Uma das causas mais influentes de nossa infelicidade é a inveja. Falar de inveja é falar de comparação. Quando uma pessoa se compara a outra e se sente inferior, em algum aspecto está com inveja. Não estamos afirmando que toda vez que uma pessoa se compara a outra está com inveja, estamos dizendo que nunca poderá haver o sentimento de inveja se não houver a comparação.

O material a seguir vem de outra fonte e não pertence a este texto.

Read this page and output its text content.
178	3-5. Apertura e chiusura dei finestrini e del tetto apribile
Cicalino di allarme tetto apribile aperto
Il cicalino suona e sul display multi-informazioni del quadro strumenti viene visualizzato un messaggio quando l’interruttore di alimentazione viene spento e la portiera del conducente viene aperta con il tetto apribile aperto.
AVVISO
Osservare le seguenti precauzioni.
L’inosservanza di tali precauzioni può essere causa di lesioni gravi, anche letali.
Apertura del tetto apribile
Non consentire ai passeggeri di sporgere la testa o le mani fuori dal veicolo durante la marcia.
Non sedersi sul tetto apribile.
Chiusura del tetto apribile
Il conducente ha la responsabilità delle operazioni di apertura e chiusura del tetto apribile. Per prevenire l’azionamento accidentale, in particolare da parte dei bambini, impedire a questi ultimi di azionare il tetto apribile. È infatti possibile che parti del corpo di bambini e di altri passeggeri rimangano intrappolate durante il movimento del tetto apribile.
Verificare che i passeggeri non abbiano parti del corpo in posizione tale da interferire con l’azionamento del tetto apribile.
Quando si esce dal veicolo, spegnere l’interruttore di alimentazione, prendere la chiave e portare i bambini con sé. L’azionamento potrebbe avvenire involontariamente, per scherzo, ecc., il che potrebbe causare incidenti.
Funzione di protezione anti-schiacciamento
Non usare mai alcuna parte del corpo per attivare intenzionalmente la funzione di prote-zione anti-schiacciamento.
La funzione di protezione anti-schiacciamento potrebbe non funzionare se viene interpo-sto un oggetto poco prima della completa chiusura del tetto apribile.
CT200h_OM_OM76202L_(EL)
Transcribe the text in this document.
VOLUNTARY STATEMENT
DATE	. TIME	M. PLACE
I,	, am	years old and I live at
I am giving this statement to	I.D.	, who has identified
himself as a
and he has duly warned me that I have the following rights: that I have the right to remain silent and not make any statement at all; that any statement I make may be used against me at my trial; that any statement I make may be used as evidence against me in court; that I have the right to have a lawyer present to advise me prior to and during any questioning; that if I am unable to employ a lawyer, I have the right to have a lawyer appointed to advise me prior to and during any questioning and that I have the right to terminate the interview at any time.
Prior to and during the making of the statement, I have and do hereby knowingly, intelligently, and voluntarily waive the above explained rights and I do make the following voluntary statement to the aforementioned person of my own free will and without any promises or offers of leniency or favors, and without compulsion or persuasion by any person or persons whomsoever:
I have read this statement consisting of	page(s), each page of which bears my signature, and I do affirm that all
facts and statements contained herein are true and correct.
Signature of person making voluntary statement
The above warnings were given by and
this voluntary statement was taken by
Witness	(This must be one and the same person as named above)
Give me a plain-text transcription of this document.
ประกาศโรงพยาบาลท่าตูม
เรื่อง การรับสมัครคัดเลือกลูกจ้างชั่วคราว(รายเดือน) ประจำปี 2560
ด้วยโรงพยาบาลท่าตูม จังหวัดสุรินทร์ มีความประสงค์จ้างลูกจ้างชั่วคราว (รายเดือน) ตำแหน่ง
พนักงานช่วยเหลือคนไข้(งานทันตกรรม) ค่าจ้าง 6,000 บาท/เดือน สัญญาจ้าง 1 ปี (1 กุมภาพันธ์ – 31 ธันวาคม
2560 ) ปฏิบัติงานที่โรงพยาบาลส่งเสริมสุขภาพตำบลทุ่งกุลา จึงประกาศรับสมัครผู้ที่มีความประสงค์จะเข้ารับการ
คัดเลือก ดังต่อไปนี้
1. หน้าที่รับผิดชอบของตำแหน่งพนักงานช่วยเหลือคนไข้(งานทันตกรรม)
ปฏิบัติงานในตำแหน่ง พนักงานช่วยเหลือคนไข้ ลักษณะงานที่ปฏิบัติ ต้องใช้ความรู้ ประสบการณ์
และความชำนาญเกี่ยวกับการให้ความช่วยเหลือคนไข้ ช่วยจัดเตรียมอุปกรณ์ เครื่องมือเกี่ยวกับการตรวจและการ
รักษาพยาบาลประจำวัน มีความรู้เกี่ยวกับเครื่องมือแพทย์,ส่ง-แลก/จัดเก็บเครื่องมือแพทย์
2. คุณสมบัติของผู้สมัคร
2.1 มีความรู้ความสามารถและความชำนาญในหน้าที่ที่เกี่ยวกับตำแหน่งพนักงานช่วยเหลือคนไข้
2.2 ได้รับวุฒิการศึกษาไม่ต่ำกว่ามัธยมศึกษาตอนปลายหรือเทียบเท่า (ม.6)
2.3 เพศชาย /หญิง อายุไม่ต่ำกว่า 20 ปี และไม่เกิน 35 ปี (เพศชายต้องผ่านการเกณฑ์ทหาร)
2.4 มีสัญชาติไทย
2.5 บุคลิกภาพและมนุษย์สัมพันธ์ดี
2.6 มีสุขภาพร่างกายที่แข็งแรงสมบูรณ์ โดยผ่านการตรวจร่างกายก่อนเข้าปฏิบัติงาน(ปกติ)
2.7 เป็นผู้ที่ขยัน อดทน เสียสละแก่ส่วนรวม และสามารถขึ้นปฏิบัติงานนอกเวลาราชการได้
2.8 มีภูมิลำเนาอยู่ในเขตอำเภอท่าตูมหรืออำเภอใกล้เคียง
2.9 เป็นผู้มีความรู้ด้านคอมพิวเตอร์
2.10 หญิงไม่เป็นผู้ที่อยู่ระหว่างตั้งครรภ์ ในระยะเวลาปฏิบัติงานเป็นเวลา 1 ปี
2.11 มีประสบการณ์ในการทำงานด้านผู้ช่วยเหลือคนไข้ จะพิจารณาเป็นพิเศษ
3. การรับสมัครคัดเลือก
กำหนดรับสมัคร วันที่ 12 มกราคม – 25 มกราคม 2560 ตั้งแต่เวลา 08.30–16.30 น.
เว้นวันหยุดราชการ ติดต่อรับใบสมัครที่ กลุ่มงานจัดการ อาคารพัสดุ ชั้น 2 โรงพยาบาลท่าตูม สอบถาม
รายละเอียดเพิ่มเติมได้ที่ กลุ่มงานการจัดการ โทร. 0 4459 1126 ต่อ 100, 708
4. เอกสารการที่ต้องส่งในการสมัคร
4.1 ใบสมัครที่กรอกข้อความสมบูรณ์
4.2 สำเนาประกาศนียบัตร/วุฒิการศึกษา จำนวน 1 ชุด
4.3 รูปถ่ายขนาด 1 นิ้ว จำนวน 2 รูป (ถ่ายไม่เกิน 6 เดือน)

A inveja é a vivência de um sentimento interior sob a forma de frustração, de tristeza, de mal-estar, por nos sentirmos menos, por não sermos o que os outros são. É o desequilibro íntimo oriundo de um sentimento de inferioridade, fruto da comparação que se faz em relação à outra pessoa em algum aspecto específico. Quando impedimos que alguém se desenvolva em todos os sentidos, estamos tentando esconder todas as nossas frustrações pessoais e principalmente o prestar contas com nosso próprio potencial não efetuado. Aferir nosso potencial perante outrem sempre será doloroso e quanto maior for o sentimento de estarmos aquém de alguma expectativa ou de determinada pessoa, maior será a possibilidade de se deflagrar um sentimento de inveja. Em algumas ocasiões perdemos o controle, então, surge a vingança. Infelizmente isto se dissemina muito mais rapidamente no mundo corporativo e quanto maior for o complexo de inferioridade de uma pessoa mais combustível é liberado para aumentar a chama da inveja, naturalmente, para àquelas pessoas que são fracas. O efeito colateral disso, é que a cada dia fica mais difícil criar um clima psicológico saudável dentro da empresa, e acabamos sendo vítimas da sabotagem social e pessoal.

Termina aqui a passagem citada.